ASHLAND A federal grand jury has indicted a West Liberty man accused of illegally importing radioactive sludge produced by a fracking site in north central West Virginia.

The jury sitting in Ashland indicted Cory David Hoskins, the former owner of Advanced TENORM Services LLC on five counts of mail fraud and 22 counts of violating the Hazardous Materials Transportation Act.

The federal government has charged Hoskins in connection with a series of shipments and payments between July 2015 and December 2015 for waste dumped in Estill County.

The indictment is just the latest in a case that has played out since West Virginia authorities alerted the Commonwealth about the dumping of TENORM waste in January 2016.

TENFORM (Technologically Enhanced Naturally Occurring Radioactive Material) is a by-product of fracking. According to the EPA, most oil and gas found inside the earth are actually on the sites of ancient oceans. The actual petroleum products are the remains of sea life that died millions of years ago.

The wastewater produced by a fracking operation may contain harmful materials like uranium, thorium, radium and lead, according to the EPA.

According to the federal indictment, Hoskins approached Fairmont Brine Processing in West Virginia in July 2015 about trucking the sludge to Kentucky.

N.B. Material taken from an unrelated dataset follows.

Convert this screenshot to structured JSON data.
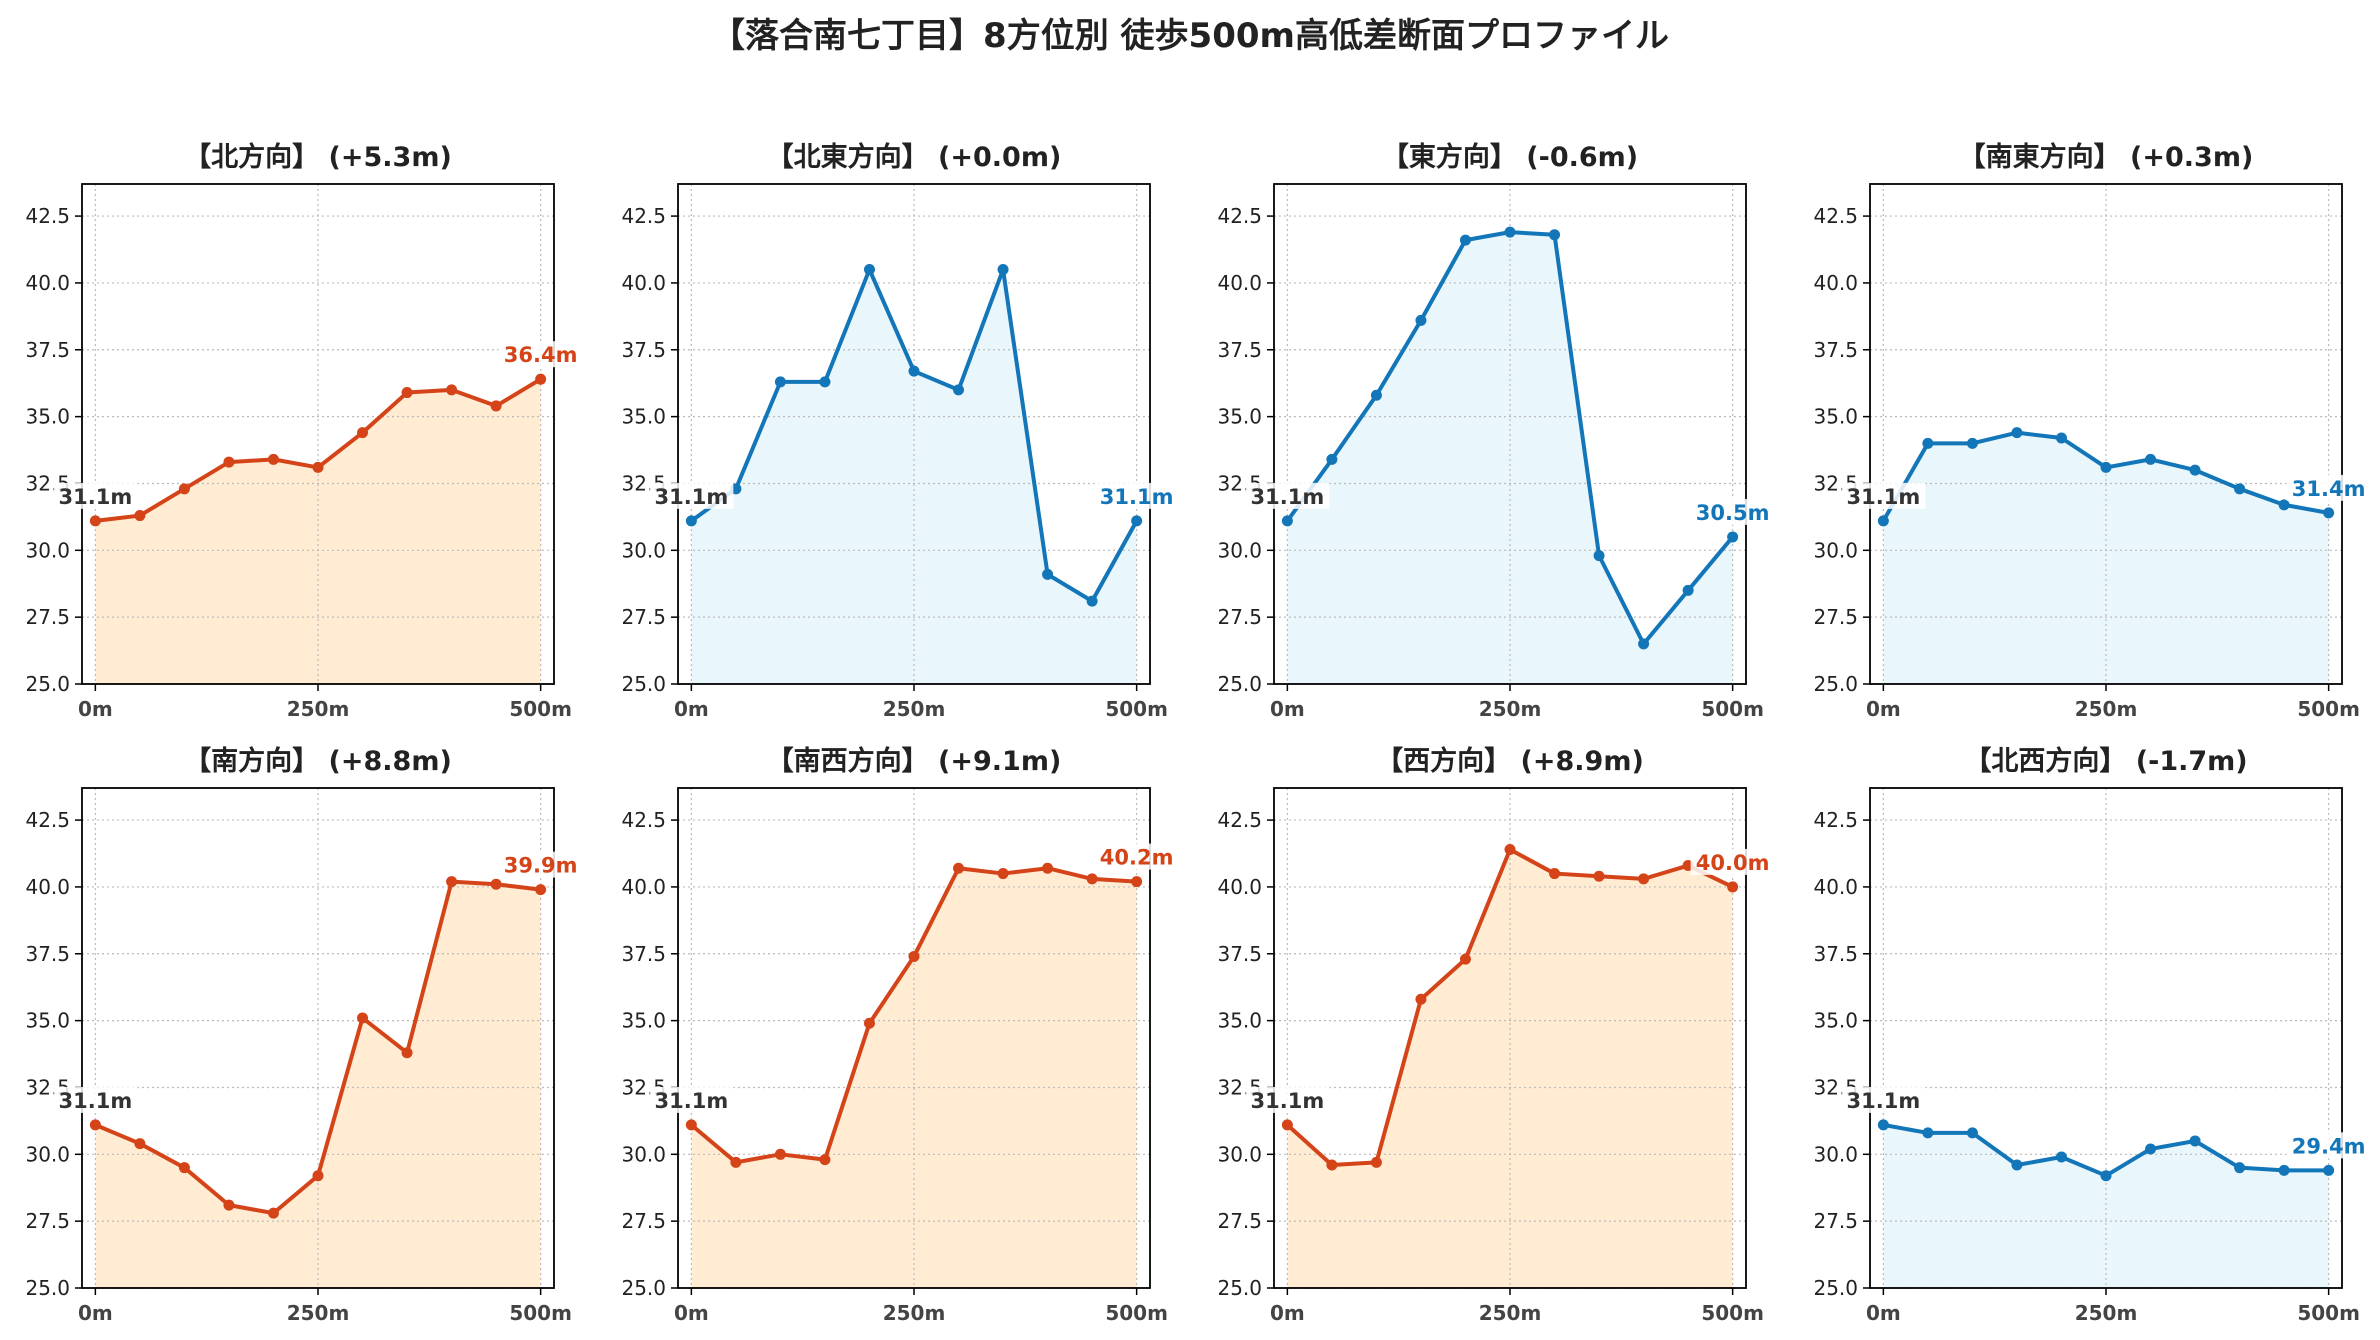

The feds allege Hoskins lied to Fairmont Brine about having U.S. DOT compliant trucks — those need special placards and certified drivers — and also having engineers, physicists and nuclear experts on staff.

He then told federal regulators and the trucking companies he hired out to run the radioactive rubbish that the waste wasn’t hazardous and therefore was exempt from any special regulations, according to the federal indictment.

Federal authorities even accuse Hoskins of intentionally approaching trucking outfits, including one in Ashland, that didn’t have the hazardous certifications in order to get a cheaper rate.

When the waste made it to a landfill in Irvine, the indictment sates Hoskins provided fudged paperwork showing the radioactive waste to be non-hazardous.

The 22 counts of violation of the hazardous materials act are for runs identified by federal authorities. The five fraud counts reflect payments that changed hands between Fairmont Brine and Advanced TENFORM.  

In court filings in a bankruptcy proceeding, the Kentucky Cabinet for Health and Family Services alleged Hoskins also dumped radioactive waste in Greenup County as well.

At the end of 2016, the cabinet fined Hoskins $2.6 million personally and $2.6 million to his company for allegedly dumping 2.4 million pounds of TENORM waste in Kentucky. The radioactive material was generated not only from Fairmont Brine Processing in West Virginia, but also Cambrian Well Service, Nuverra Environmental Solutions and Greenhunter, all located in Ohio.

According to the Cabinet, state law prohibits the dumping of out-of-state radioactive waste in the Commonwealth.

The cabinet also fined a number of other companies in involved in the dumping, including L.R. Daniels of Ashland.

The total amount of fines added up to $8.19 million.

Court records show Hoskins and others appealed their fines to the cabinet, on the basis that he was not granted a hearing prior to their issuance.

The cabinet has been clear in court filings that the fines are punitive in nature.

Hoskins filed bankruptcy in 2017 — filings in U.S. Eastern Kentucky Bankruptcy Court show the bankruptcy of Advanced TENORM LLC has been closed, with nary a penny awarded to the Cabinet. His personal bankruptcy proceeding has been dismissed as well, in order for the courts to see how his administrative case plays out with the cabinet.

If the administrative proceeding determines Hoskins is still on the hook, the bankruptcy courts could award the money to the Commonwealth.

The feds are also asking for their money, too.

The federal government has filed a forfeiture allegation against Hoskins, requesting the $127,110 prosecutors claim he made from the five checks exchanged in the indictment.

If convicted on the fraud charges, Hoskins could face up to 20 years in prison and $250,000 on each count. The HAZ-MAT charges each carry up to five years in prison and $250,000 fines as well.